Während die ältere Schwester leidet, amüsiert sich
die jüngere und passt sich nach und nach den Gepflogenheiten der Franzosen
an (so, wie es sich eine amerikanische Autorin vorstellt. Auf dem Bestseller
"Le Divorce" von der Amerikanerin Diane Johnson basiert der Film). Kunstvoll
geknotetes Halstuch, glatt geföhnte Haare, eine feminine Garderobe inklusive
kostbarer Dessous und perfekte Tischmanieren in Nobelrestaurant, die Isabel
bald mit dem älteren ihrer beiden Geliebten besucht, gehören zu
der Verwandlung vom kalifornischen Flip-Flop-Girl zur distinguierten
Mademoiselle.
In aller Unschuld schwenkt sie das Symbol ihres Mätressenstatus'
- die knallrote Kelly Bag - vor den Augen der schockierten Verwandtschaft
hin und. Der Onkel des untreuen Schwagers pflegt dieses Taschenmodell seinen
Geliebten zu schenken. Das weiß auch seine Ehefrau.

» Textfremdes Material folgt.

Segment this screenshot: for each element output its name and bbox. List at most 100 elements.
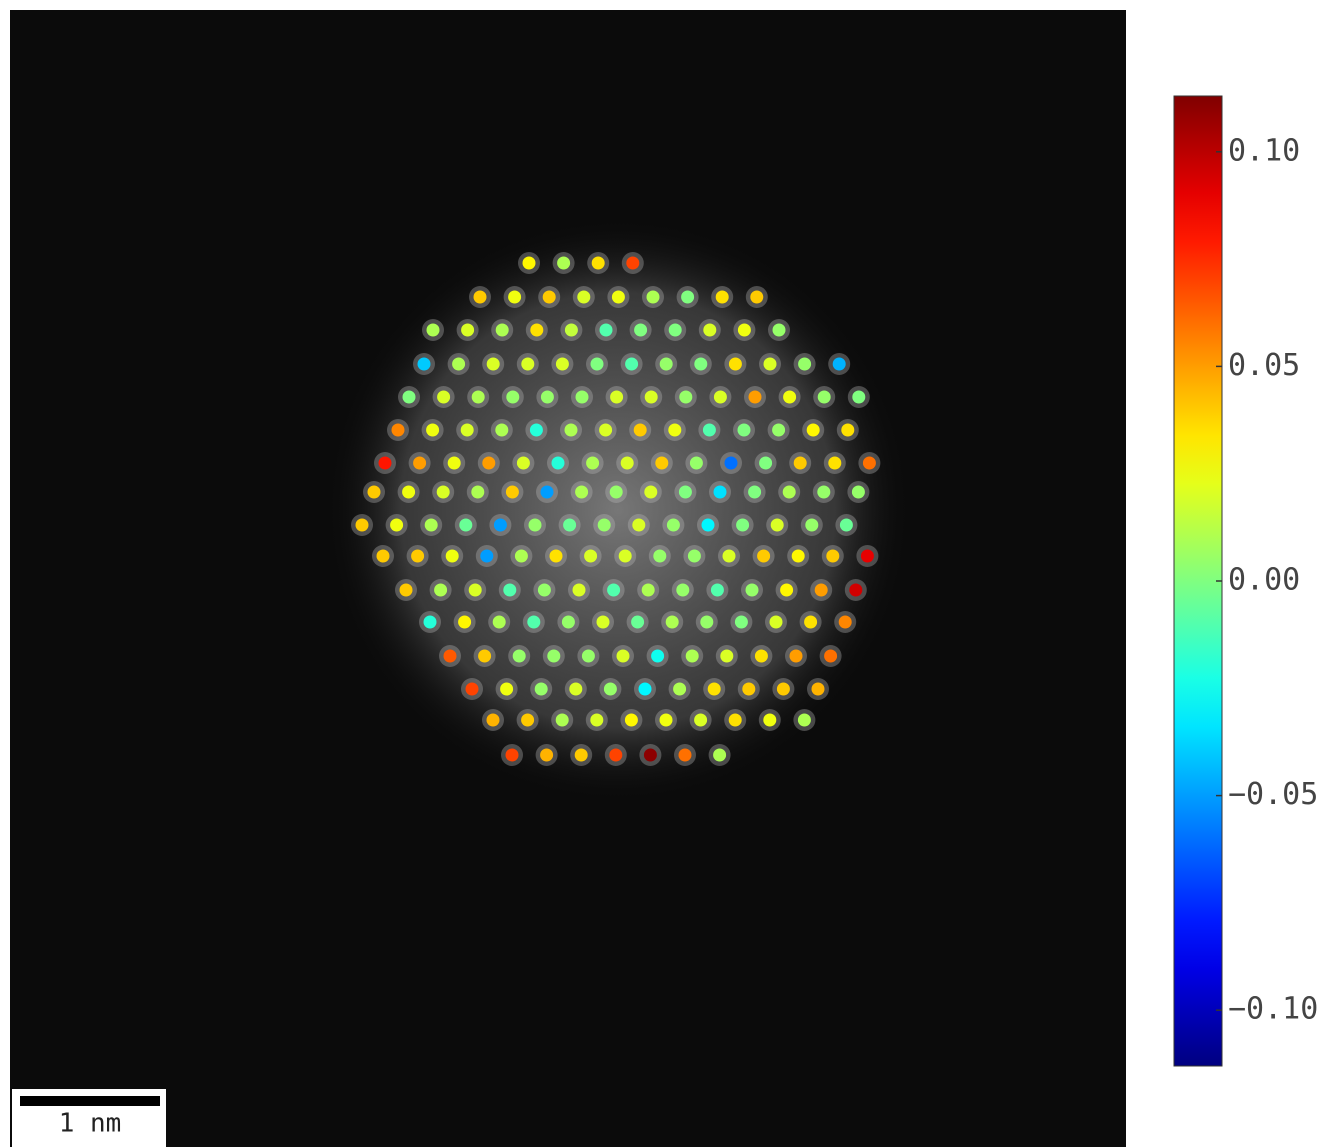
atom	[569, 683, 582, 696]
atom	[609, 749, 622, 762]
atom	[461, 424, 474, 437]
atom	[817, 486, 830, 499]
atom	[690, 457, 703, 470]
atom	[506, 486, 519, 499]
atom	[798, 714, 811, 727]
page: 1 nm 0.100.050.00−0.05−0.10 (() => { con…	[0, 0, 1336, 1147]
atom	[644, 749, 657, 762]
atom	[424, 616, 437, 629]
atom	[711, 584, 724, 597]
colorbar-tick-label: −0.10	[1228, 992, 1318, 1027]
atom	[688, 550, 701, 563]
atom	[676, 584, 689, 597]
atom	[577, 291, 590, 304]
atom	[729, 714, 742, 727]
atom	[500, 683, 513, 696]
atom	[575, 749, 588, 762]
atom	[634, 324, 647, 337]
atom	[772, 424, 785, 437]
atom	[538, 584, 551, 597]
atom	[679, 391, 692, 404]
atom	[426, 424, 439, 437]
atom	[506, 749, 519, 762]
atom	[852, 391, 865, 404]
atom	[619, 550, 632, 563]
atom	[563, 519, 576, 532]
atom	[818, 391, 831, 404]
atom	[815, 584, 828, 597]
atom	[783, 391, 796, 404]
atom	[547, 650, 560, 663]
colorbar-tick-label: −0.05	[1228, 777, 1318, 812]
atom	[742, 683, 755, 696]
atom	[469, 584, 482, 597]
atom	[738, 424, 751, 437]
atom	[651, 650, 664, 663]
colorbar-tick-label: 0.05	[1228, 348, 1300, 383]
atom	[631, 616, 644, 629]
atom	[495, 424, 508, 437]
atom	[427, 324, 440, 337]
atom	[642, 584, 655, 597]
atom	[482, 457, 495, 470]
colorbar-tick-label: 0.00	[1228, 563, 1300, 598]
atom	[437, 486, 450, 499]
atom	[493, 616, 506, 629]
atom	[686, 650, 699, 663]
colorbar	[1174, 96, 1222, 1066]
atom	[418, 358, 431, 371]
atom	[667, 519, 680, 532]
atom	[392, 424, 405, 437]
atom	[521, 358, 534, 371]
atom	[400, 584, 413, 597]
figure: 1 nm 0.100.050.00−0.05−0.10	[0, 0, 1336, 1147]
atom	[471, 486, 484, 499]
atom	[487, 714, 500, 727]
atom	[759, 457, 772, 470]
atom	[446, 550, 459, 563]
atom	[599, 424, 612, 437]
atom	[368, 486, 381, 499]
atom	[506, 391, 519, 404]
atom	[503, 584, 516, 597]
atom	[804, 616, 817, 629]
atom	[562, 616, 575, 629]
atom	[863, 457, 876, 470]
atom	[716, 291, 729, 304]
atom	[600, 324, 613, 337]
atom	[590, 714, 603, 727]
atom	[702, 519, 715, 532]
atom	[565, 424, 578, 437]
atom	[655, 457, 668, 470]
atom	[466, 683, 479, 696]
atom	[770, 616, 783, 629]
atom	[681, 291, 694, 304]
atom	[725, 457, 738, 470]
atom	[669, 324, 682, 337]
atom	[550, 550, 563, 563]
atom	[783, 486, 796, 499]
atom	[736, 519, 749, 532]
atom	[755, 650, 768, 663]
atom	[527, 616, 540, 629]
colorbar-tick-label: 0.10	[1228, 133, 1300, 168]
atom	[411, 550, 424, 563]
atom	[487, 358, 500, 371]
atom	[653, 550, 666, 563]
atom	[508, 291, 521, 304]
atom	[472, 391, 485, 404]
atom	[573, 584, 586, 597]
atom	[452, 358, 465, 371]
atom	[639, 683, 652, 696]
atom	[604, 683, 617, 696]
atom	[777, 683, 790, 696]
atom	[757, 550, 770, 563]
atom	[402, 486, 415, 499]
atom	[729, 358, 742, 371]
atom	[461, 324, 474, 337]
atom	[833, 358, 846, 371]
atom	[792, 550, 805, 563]
atom	[541, 486, 554, 499]
atom	[647, 291, 660, 304]
atom	[714, 486, 727, 499]
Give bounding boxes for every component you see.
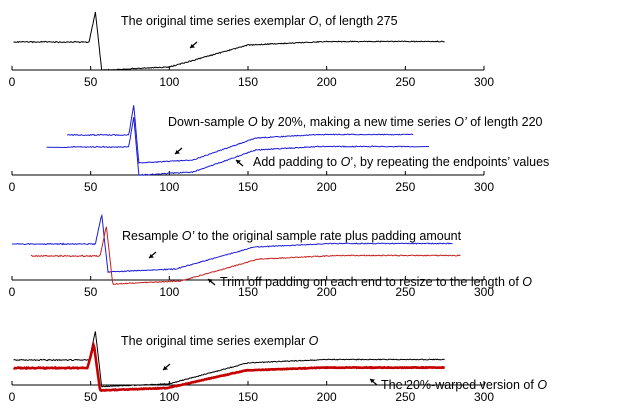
x-tick-label: 250	[395, 75, 415, 89]
x-tick-label: 300	[474, 75, 494, 89]
annotation-2a-part-2: by 20%, making a new time series	[258, 115, 455, 129]
panel-3: 0 50 100 150 200 250 300 Resample O’ to the ori…	[9, 213, 532, 299]
arrow-icon	[189, 41, 198, 49]
x-tick-label: 150	[238, 180, 258, 194]
arrow-icon	[207, 278, 216, 286]
panel-4: 0 50 100 150 200 250 300 The original time seri…	[9, 331, 547, 404]
arrow-icon	[369, 378, 378, 386]
x-tick-label: 200	[317, 285, 337, 299]
annotation-4b-part-1: O	[537, 378, 547, 392]
x-tick-label: 150	[238, 390, 258, 404]
x-tick-label: 200	[317, 180, 337, 194]
series-padded	[46, 117, 429, 176]
annotation-1: The original time series exemplar O, of …	[121, 14, 398, 28]
annotation-1-part-1: O	[309, 14, 319, 28]
x-tick-label: 250	[395, 285, 415, 299]
panel-2: 0 50 100 150 200 250 300 Down-sample O by 20%, …	[9, 105, 549, 194]
series-downsampled	[67, 105, 414, 164]
series-original-4	[13, 331, 445, 388]
annotation-2a-part-4: of length 220	[467, 115, 543, 129]
x-tick-label: 200	[317, 75, 337, 89]
x-tick-label: 50	[84, 180, 98, 194]
annotation-1-part-2: , of length 275	[318, 14, 397, 28]
annotation-2b-part-0: Add padding to	[253, 155, 341, 169]
annotation-2b-part-2: ’, by repeating the endpoints’ values	[350, 155, 549, 169]
x-tick-label: 100	[159, 285, 179, 299]
annotation-2b: Add padding to O’, by repeating the endp…	[253, 155, 549, 169]
x-tick-label: 250	[395, 390, 415, 404]
x-tick-label: 0	[9, 285, 16, 299]
x-tick-label: 200	[317, 390, 337, 404]
x-tick-label: 100	[159, 75, 179, 89]
annotation-4b: The 20%-warped version of O	[381, 378, 547, 392]
annotation-3a: Resample O’ to the original sample rate …	[122, 229, 462, 243]
series-resampled	[11, 213, 453, 274]
x-tick-label: 50	[84, 390, 98, 404]
annotation-3a-part-1: O’	[182, 229, 195, 243]
annotation-2a-part-0: Down-sample	[168, 115, 248, 129]
annotation-2a-part-3: O’	[454, 115, 467, 129]
x-tick-label: 150	[238, 285, 258, 299]
x-tick-label: 100	[159, 180, 179, 194]
x-tick-label: 300	[474, 390, 494, 404]
x-tick-label: 150	[238, 75, 258, 89]
arrow-icon	[235, 159, 244, 167]
annotation-3b-part-1: O	[522, 275, 532, 289]
arrow-icon	[174, 147, 183, 155]
x-tick-label: 0	[9, 180, 16, 194]
x-tick-label: 300	[474, 285, 494, 299]
annotation-4a-part-1: O	[309, 334, 319, 348]
annotation-4a: The original time series exemplar O	[121, 334, 319, 348]
x-tick-label: 50	[84, 285, 98, 299]
x-tick-label: 0	[9, 75, 16, 89]
annotation-2b-part-1: O	[341, 155, 351, 169]
x-tick-label: 250	[395, 180, 415, 194]
series-original	[13, 11, 445, 71]
x-tick-label: 0	[9, 390, 16, 404]
arrow-icon	[162, 363, 171, 371]
panel-1: 0 50 100 150 200 250 300 The original time seri…	[9, 11, 494, 89]
annotation-2a-part-1: O	[248, 115, 258, 129]
annotation-4a-part-0: The original time series exemplar	[121, 334, 309, 348]
arrow-icon	[148, 251, 157, 259]
annotation-1-part-0: The original time series exemplar	[121, 14, 309, 28]
x-tick-label: 50	[84, 75, 98, 89]
annotation-4b-part-0: The 20%-warped version of	[381, 378, 537, 392]
x-tick-label: 300	[474, 180, 494, 194]
annotation-3b-part-0: Trim off padding on each end to resize t…	[220, 275, 522, 289]
annotation-3a-part-2: to the original sample rate plus padding…	[194, 229, 461, 243]
series-trimmed	[30, 226, 461, 285]
x-tick-label: 100	[159, 390, 179, 404]
annotation-3b: Trim off padding on each end to resize t…	[220, 275, 532, 289]
annotation-2a: Down-sample O by 20%, making a new time …	[168, 115, 543, 129]
annotation-3a-part-0: Resample	[122, 229, 182, 243]
series-warped	[12, 340, 445, 393]
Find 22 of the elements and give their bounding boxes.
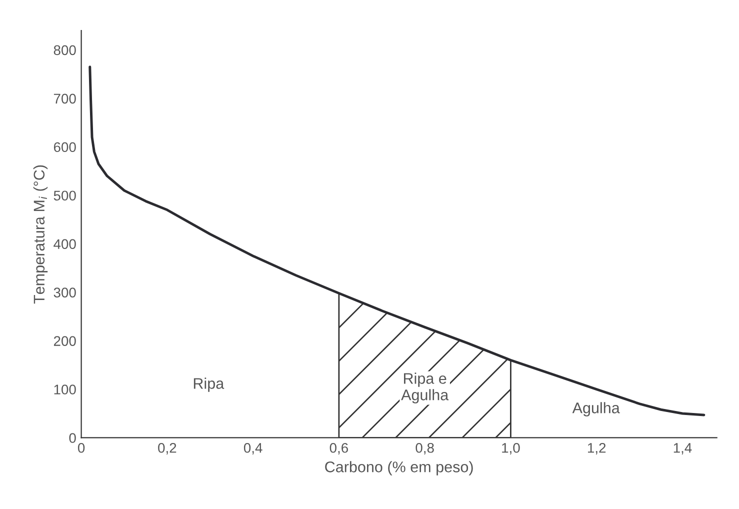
- y-tick-label: 400: [54, 239, 76, 250]
- series-label: Ripa e Agulha: [401, 372, 449, 404]
- x-tick-label: 1,4: [674, 443, 692, 454]
- y-tick-label: 700: [54, 94, 76, 104]
- y-tick-label: 200: [54, 336, 76, 346]
- y-tick-label: 0: [69, 433, 76, 443]
- y-tick-label: 800: [54, 45, 76, 56]
- x-tick-label: 0,4: [244, 442, 262, 454]
- y-axis-title: Temperatura M$_{i}$ (°C): [33, 165, 48, 304]
- annotation: Ripa: [194, 378, 224, 392]
- annotation: Agulha: [572, 402, 620, 416]
- x-tick-label: 0,8: [416, 442, 434, 454]
- x-tick-label: 0,6: [330, 442, 348, 454]
- y-tick-label: 600: [54, 142, 76, 152]
- x-axis-title: Carbono (% em peso): [325, 461, 473, 476]
- y-tick-label: 100: [54, 384, 76, 394]
- y-tick-label: 500: [54, 190, 76, 201]
- x-tick-label: 1,2: [588, 442, 606, 454]
- y-tick-label: 300: [54, 288, 76, 298]
- x-tick-label: 1,0: [502, 442, 520, 454]
- x-tick-label: 0: [78, 442, 85, 453]
- x-tick-label: 0,2: [158, 442, 176, 454]
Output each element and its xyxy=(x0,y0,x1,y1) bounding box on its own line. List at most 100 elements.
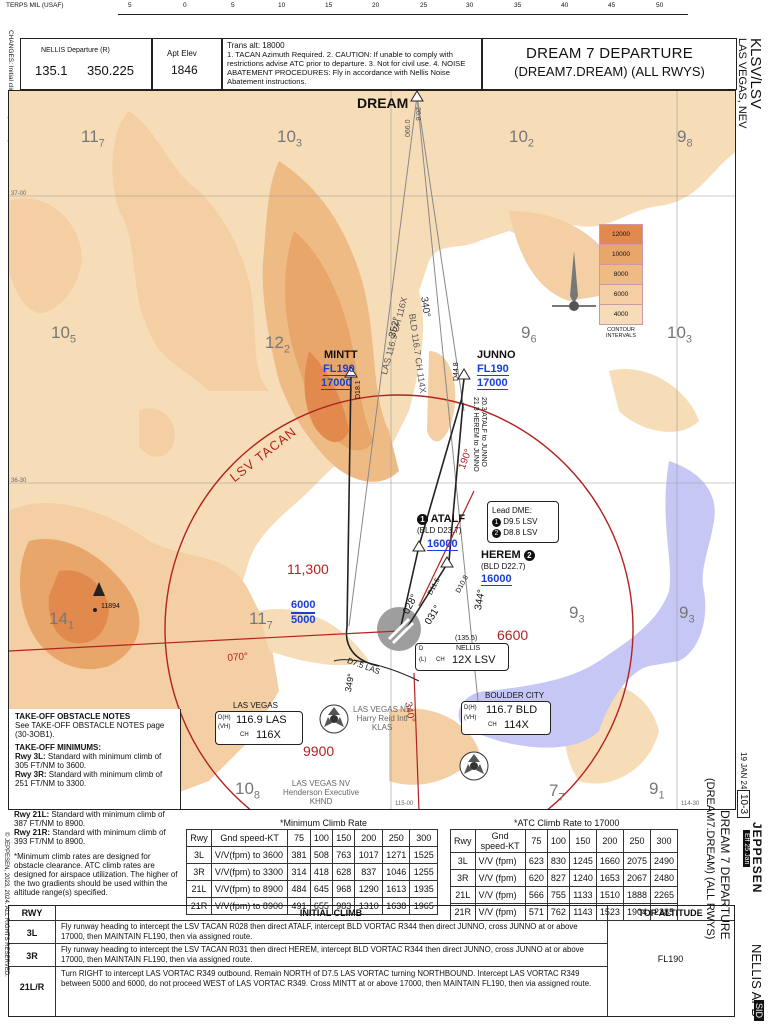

Ohne Korsett und Adelsknigge geht mit Ivory und Merchant jedoch der
Gaul durch: das Rätsel um ein wertvolles Gemälde, ein Selbstmord-
und ein Mordversuch, ein erfolgreicher Exitus - den Fundort hat der blasierte
Maler wirklich nicht verdient - beladen die Story um das Aufeinanderprallen
der Kulturen mit unnötigem Ballast.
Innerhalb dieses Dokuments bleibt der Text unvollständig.